Vincent Huguet Cofondateur de Hopwork, plate-forme mettant en relation free-lances et entreprises.

En 2020, au moins 40 % des actifs américains travailleront en tant qu’indépendants, à temps plein ou en complément d’une activité salariée. La « plate-formisation » de nombreux secteurs de l’économie permet une mise en relation plus simple entre offre et demande et pousse les nouvelles générations à faire le choix de l’indépendance.

Il est cependant important de différencier, d’un côté, les professions de type cols bleus (VTC, plombiers, artisans, livreurs à vélo), s’adressant plutôt à des particuliers, et les cols blancs, appelés free-lances (graphistes, développeurs, consultants SEO, community managers). Les plates-formes elles-mêmes ont un fonctionnement souvent très différents. Il y a celles répondant à la demande, très top down, qui définissent le prix du service. Il y a celles de type sharing economy, où se partage un bien (voiture, appartement), le plus souvent entre particuliers. Hopwork propose une voie encore différente, avec une logique bottom up pour des free-lances qui voient la plate-forme comme un agent de talents. Celle-ci leur permet d’avoir accès à de nouveaux clients (y compris des grands comptes), en étant payés 48 heures après la fin de leur mission, en capitalisant sur leur réputation et en étant assurés.

En regroupant des milliers d’indépendants, les plates-formes pourront plus facilement faire entendre la voix de leurs membres. Que demandent-ils ? Plus d’interconnexion et de clarté dans le fonctionnement des organismes de protection sociale (RSI, CPAM) dans un monde où passer de salarié à indépendant et vice versa, voire être les deux en même temps, sera de mise. L’accès au crédit – en particulier immobilier – est l’un de leurs principaux problèmes. Les plates-formes sont des acteurs encore très jeunes d’une société en mutation.
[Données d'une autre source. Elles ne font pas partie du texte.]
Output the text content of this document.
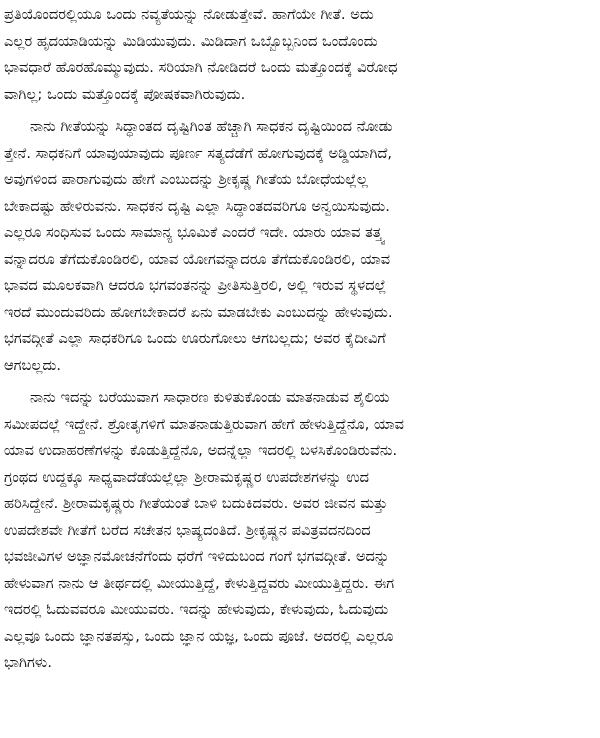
ಪ್ರತಿಯೊಂದರಲ್ಲಿಯೂ ಒಂದು ನವ್ಯತೆಯನ್ನು ನೋಡುತ್ತೇವೆ. ಹಾಗೆಯೇ ಗೀತೆ. ಅದು
ಎಲ್ಲರ ಹೃದಯಾಡಿಯನ್ನು ಮಿಡಿಯುವುದು. ಮಿಡಿದಾಗ ಒಬ್ಬೊಬ್ಬನಿಂದ ಒಂದೊಂದು
ಭಾವಧಾರೆ ಹೊರಹೊಮ್ಮುವುದು. ಸರಿಯಾಗಿ ನೋಡಿದರೆ ಒಂದು ಮತ್ತೊಂದಕ್ಕೆ ವಿರೋಧ
ವಾಗಿಲ್ಲ; ಒಂದು ಮತ್ತೊಂದಕ್ಕೆ ಪೋಷಕವಾಗಿರುವುದು.
ನಾನು ಗೀತೆಯನ್ನು ಸಿದ್ಧಾಂತದ ದೃಷ್ಟಿಗಿಂತ ಹೆಚ್ಚಾಗಿ ಸಾಧಕನ ದೃಷ್ಟಿಯಿಂದ ನೋಡು
ತ್ತೇನೆ. ಸಾಧಕನಿಗೆ ಯಾವುಯಾವುದು ಪೂರ್ಣ ಸತ್ಯದೆಡೆಗೆ ಹೋಗುವುದಕ್ಕೆ ಅಡ್ಡಿಯಾಗಿದೆ,
ಅವುಗಳಿಂದ ಪಾರಾಗುವುದು ಹೇಗೆ ಎಂಬುದನ್ನು ಶ್ರೀಕೃಷ್ಣ ಗೀತೆಯ ಬೋಧೆಯಲ್ಲೆಲ್ಲ
ಬೇಕಾದಷ್ಟು ಹೇಳಿರುವನು. ಸಾಧಕನ ದೃಷ್ಟಿ ಎಲ್ಲಾ ಸಿದ್ಧಾಂತದವರಿಗೂ ಅನ್ವಯಿಸುವುದು.
ಎಲ್ಲರೂ ಸಂಧಿಸುವ ಒಂದು ಸಾಮಾನ್ಯ ಭೂಮಿಕೆ ಎಂದರೆ ಇದೇ. ಯಾರು ಯಾವ ತತ್ತ್ವ
ವನ್ನಾದರೂ ತೆಗೆದುಕೊಂಡಿರಲಿ, ಯಾವ ಯೋಗವನ್ನಾದರೂ ತೆಗೆದುಕೊಂಡಿರಲಿ, ಯಾವ
ಭಾವದ ಮೂಲಕವಾಗಿ ಆದರೂ ಭಗವಂತನನ್ನು ಪ್ರೀತಿಸುತ್ತಿರಲಿ, ಅಲ್ಲಿ ಇರುವ ಸ್ಥಳದಲ್ಲೆ
ಇರದೆ ಮುಂದುವರಿದು ಹೋಗಬೇಕಾದರೆ ಏನು ಮಾಡಬೇಕು ಎಂಬುದನ್ನು ಹೇಳುವುದು.
ಭಗವದ್ಗೀತೆ ಎಲ್ಲಾ ಸಾಧಕರಿಗೂ ಒಂದು ಊರುಗೋಲು ಆಗಬಲ್ಲದು; ಅವರ ಕೈದೀವಿಗೆ
ಆಗಬಲ್ಲದು.
ನಾನು ಇದನ್ನು ಬರೆಯುವಾಗ ಸಾಧಾರಣ ಕುಳಿತುಕೊಂಡು ಮಾತನಾಡುವ ಶೈಲಿಯ
ಸಮೀಪದಲ್ಲೆ ಇದ್ದೇನೆ. ಶ್ರೋತೃಗಳಿಗೆ ಮಾತನಾಡುತ್ತಿರುವಾಗ ಹೇಗೆ ಹೇಳುತ್ತಿದ್ದೆನೊ, ಯಾವ
ಯಾವ ಉದಾಹರಣೆಗಳನ್ನು ಕೊಡುತ್ತಿದ್ದೆನೊ, ಅದನ್ನೆಲ್ಲಾ ಇದರಲ್ಲಿ ಬಳಸಿಕೊಂಡಿರುವೆನು.
ಗ್ರಂಥದ ಉದ್ದಕ್ಕೂ ಸಾಧ್ಯವಾದೆಡೆಯಲ್ಲೆಲ್ಲಾ ಶ್ರೀರಾಮಕೃಷ್ಣರ ಉಪದೇಶಗಳನ್ನು ಉದ
ಹರಿಸಿದ್ದೇನೆ. ಶ್ರೀರಾಮಕೃಷ್ಣರು ಗೀತೆಯಂತೆ ಬಾಳಿ ಬದುಕಿದವರು. ಅವರ ಜೀವನ ಮತ್ತು
ಉಪದೇಶವೇ ಗೀತೆಗೆ ಬರೆದ ಸಚೇತನ ಭಾಷ್ಯದಂತಿದೆ. ಶ್ರೀಕೃಷ್ಣನ ಪವಿತ್ರವದನದಿಂದ
ಭವಜೀವಿಗಳ ಅಜ್ಞಾನಮೋಚನೆಗೆಂದು ಧರೆಗೆ ಇಳಿದುಬಂದ ಗಂಗೆ ಭಗವದ್ಗೀತೆ. ಅದನ್ನು
ಹೇಳುವಾಗ ನಾನು ಆ ತೀರ್ಥದಲ್ಲಿ ಮೀಯುತ್ತಿದ್ದೆ, ಕೇಳುತ್ತಿದ್ದವರು ಮೀಯುತ್ತಿದ್ದರು. ಈಗ
ಇದರಲ್ಲಿ ಓದುವವರೂ ಮೀಯುವರು. ಇದನ್ನು ಹೇಳುವುದು, ಕೇಳುವುದು, ಓದುವುದು
ಎಲ್ಲವೂ ಒಂದು ಜ್ಞಾನತಪಸ್ಸು, ಒಂದು ಜ್ಞಾನ ಯಜ್ಞ, ಒಂದು ಪೂಜೆ. ಅದರಲ್ಲಿ ಎಲ್ಲರೂ
ಭಾಗಿಗಳು.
L’enjeu est maintenant pour les États de réfléchir à comment favoriser cet essor tout en adaptant leurs institutions à un monde du travail qui va probablement davantage changer dans les dix prochaines années qu’il ne l’a fait dans les quarante dernières.

Ce qu’il faut retenir

// La frontière entre salariat et activité indépendante est floue dans les formes d’emploi liées au numérique. Le nombre de travailleurs indépendants sur le plan juridique mais pas sur celui économique augmente, même si personne ne sait le chiffrer. En mai dernier, l’Urssaf d’Ile-de-France a requalifié en salariés les chauffeurs d’Uber.

// Pascal Terrasse (PS) et le CNN préconisent, dans deux rapports rendus début 2016, de sécuriser le parcours professionnel de ces travailleurs.

// « Nous devons innover, sans pouvoir copier de modèle existant », admettait la ministre du Travail, Myriam El Khomri, en juin dernier.

// La loi travail, adoptée le 21 juillet, impose une prise en charge par les plates-formes de la cotisation accidents du travail ainsi que de la contribution à la formation professionnelle des actifs qu’elles emploient. Ceux-ci vont pouvoir bénéficier de la validation des acquis de l’expérience et du droit de grève. Ils peuvent aussi créer un syndicat.

En chiffres

276

plates-formes collaboratives, dans neuf secteurs d’activité, ont été recensées en 2015 dans l’Hexagone. Pour 70 %, elles y ont leur siège social.

5 %

des Français tirent plus de 50 % de leurs revenus de l’économie collaborative.

Source : rapport du Pôle interministériel de prospective et d’anticipation des mutations économiques, juillet 2015.